Hurd is particularly impressed with Dirty Martha’s version of The Zombies’ “She’s Not There.”

Meanwhile, Hurd, whose father was a jazz trumpeter, and who learned guitar and some organ from the late Hamilton guitar prodigy Roger Troutman is also assembling a band to record an updated version of “Tragedy.”

Hurd, who was a music minister for seven years at St. Paul Church in Hamilton’s Second Ward, also hopes to perform live in Hamilton next year.

“It’s a weird trip,” he said with a smile. “It’s been fun. So many people get joy out of some music getting discovered. It makes people float on air, in Hamilton and Miami University (where he works in housing and dining).”

Hurd’s discovery 4½ decades after the recording amazes him, because, “most people go out and they try to get somebody to hear them.” But in this case, Kirmayer happened upon his record, of which only 100 copies were made, and then successfully tracked down, from across the Atlantic Ocean, the “J. Hurd” who was listed on the record as the writer of the songs.

Kirmayer describes the compilation this way: “The album focuses on raw funky-soul music with a psychedelic touch. Fans of Sly & the Family Stone or The Voices of East Harlem may like it.”

Kirmayer says few people in Germany and Europe seem interested in the works of James Brown and soul music of the 1960s and 70s, “despite the fact that they laid the ground for the nowadays billion-dollar industry of R&B and Hip Hop artists.”

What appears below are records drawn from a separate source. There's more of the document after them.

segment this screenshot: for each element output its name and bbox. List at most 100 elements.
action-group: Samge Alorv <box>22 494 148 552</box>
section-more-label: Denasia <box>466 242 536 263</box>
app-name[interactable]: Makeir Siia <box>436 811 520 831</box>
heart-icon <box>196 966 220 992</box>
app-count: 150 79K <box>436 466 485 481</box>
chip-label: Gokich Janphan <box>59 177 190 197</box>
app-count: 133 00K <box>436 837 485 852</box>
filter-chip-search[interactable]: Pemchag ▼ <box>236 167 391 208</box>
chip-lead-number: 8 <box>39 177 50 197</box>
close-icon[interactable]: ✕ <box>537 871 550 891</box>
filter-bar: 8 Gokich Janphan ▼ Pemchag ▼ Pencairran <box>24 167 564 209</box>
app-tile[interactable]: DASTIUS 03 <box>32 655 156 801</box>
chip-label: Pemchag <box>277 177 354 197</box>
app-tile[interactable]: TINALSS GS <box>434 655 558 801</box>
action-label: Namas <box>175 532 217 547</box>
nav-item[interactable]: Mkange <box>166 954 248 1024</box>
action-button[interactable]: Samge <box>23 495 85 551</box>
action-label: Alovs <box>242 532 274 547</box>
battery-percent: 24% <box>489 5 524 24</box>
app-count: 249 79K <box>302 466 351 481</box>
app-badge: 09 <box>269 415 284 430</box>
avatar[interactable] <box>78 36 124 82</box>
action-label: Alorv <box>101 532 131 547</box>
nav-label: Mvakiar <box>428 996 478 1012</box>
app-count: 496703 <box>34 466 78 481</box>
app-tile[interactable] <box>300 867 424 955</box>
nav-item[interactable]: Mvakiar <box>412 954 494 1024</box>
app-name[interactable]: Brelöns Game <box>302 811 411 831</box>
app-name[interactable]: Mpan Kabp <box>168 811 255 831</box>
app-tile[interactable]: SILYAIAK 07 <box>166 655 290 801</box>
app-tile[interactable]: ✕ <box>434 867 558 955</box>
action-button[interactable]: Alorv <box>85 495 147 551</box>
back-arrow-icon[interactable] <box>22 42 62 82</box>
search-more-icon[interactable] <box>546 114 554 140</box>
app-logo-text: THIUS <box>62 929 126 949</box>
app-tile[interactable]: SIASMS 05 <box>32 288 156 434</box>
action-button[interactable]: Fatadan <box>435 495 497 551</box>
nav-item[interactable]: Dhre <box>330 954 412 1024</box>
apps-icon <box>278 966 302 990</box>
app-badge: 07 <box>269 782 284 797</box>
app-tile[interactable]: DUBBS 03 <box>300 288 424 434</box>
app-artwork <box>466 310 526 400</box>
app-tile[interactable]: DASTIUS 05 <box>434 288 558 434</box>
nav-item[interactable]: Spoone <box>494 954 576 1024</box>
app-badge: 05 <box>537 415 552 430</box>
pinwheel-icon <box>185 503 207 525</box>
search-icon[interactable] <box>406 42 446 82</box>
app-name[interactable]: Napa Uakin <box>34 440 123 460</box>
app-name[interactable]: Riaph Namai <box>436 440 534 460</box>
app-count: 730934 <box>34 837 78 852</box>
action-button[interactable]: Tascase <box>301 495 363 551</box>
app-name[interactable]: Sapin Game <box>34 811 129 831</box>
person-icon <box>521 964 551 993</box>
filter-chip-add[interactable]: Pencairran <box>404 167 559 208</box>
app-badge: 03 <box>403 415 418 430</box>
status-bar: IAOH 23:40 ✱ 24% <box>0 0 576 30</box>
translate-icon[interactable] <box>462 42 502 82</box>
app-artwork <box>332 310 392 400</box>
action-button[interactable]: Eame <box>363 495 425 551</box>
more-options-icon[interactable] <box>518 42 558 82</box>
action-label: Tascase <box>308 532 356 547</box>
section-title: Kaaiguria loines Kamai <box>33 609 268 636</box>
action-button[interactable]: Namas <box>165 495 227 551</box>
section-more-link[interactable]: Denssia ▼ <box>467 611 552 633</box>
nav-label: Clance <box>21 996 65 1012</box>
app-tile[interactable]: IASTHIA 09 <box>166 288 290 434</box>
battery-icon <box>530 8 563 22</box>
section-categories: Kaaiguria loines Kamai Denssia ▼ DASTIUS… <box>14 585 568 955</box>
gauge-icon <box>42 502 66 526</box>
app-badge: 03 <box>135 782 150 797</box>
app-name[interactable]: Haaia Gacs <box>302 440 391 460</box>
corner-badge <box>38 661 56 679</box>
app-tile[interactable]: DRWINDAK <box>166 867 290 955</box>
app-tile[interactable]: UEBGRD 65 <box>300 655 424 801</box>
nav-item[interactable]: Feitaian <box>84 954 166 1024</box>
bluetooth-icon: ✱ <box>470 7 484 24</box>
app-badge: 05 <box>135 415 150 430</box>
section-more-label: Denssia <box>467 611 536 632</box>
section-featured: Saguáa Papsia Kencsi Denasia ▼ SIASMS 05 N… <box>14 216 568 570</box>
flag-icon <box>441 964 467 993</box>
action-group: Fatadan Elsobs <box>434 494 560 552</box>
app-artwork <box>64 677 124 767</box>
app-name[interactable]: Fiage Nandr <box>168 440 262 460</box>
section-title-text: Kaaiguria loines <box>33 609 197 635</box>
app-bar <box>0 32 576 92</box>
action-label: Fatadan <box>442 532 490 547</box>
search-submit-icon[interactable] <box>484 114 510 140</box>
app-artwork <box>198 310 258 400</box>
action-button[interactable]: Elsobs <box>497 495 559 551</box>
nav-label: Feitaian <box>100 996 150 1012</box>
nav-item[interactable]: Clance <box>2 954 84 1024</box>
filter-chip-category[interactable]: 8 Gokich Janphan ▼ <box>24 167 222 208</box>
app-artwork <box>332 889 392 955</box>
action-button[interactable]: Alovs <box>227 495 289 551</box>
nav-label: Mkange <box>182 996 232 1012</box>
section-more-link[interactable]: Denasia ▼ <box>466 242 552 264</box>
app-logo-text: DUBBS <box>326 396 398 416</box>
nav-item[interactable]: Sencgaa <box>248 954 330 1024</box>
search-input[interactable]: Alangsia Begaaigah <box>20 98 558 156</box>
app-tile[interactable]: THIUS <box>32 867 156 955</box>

But, “I am still fascinated by the music which was created by those bands and which is equally as great as those of well-known artists,” he said, via email. “All I do is to try to help that it does not get lost in the digital world of the 21st century.”

“To be discovered because someone was listening and says, ‘I want to put that out again,’ is amazing,” Hurd said. Through Internet searches, he has learned his music is being sold by outlets in Italy, Poland, Portugal, England and Germany.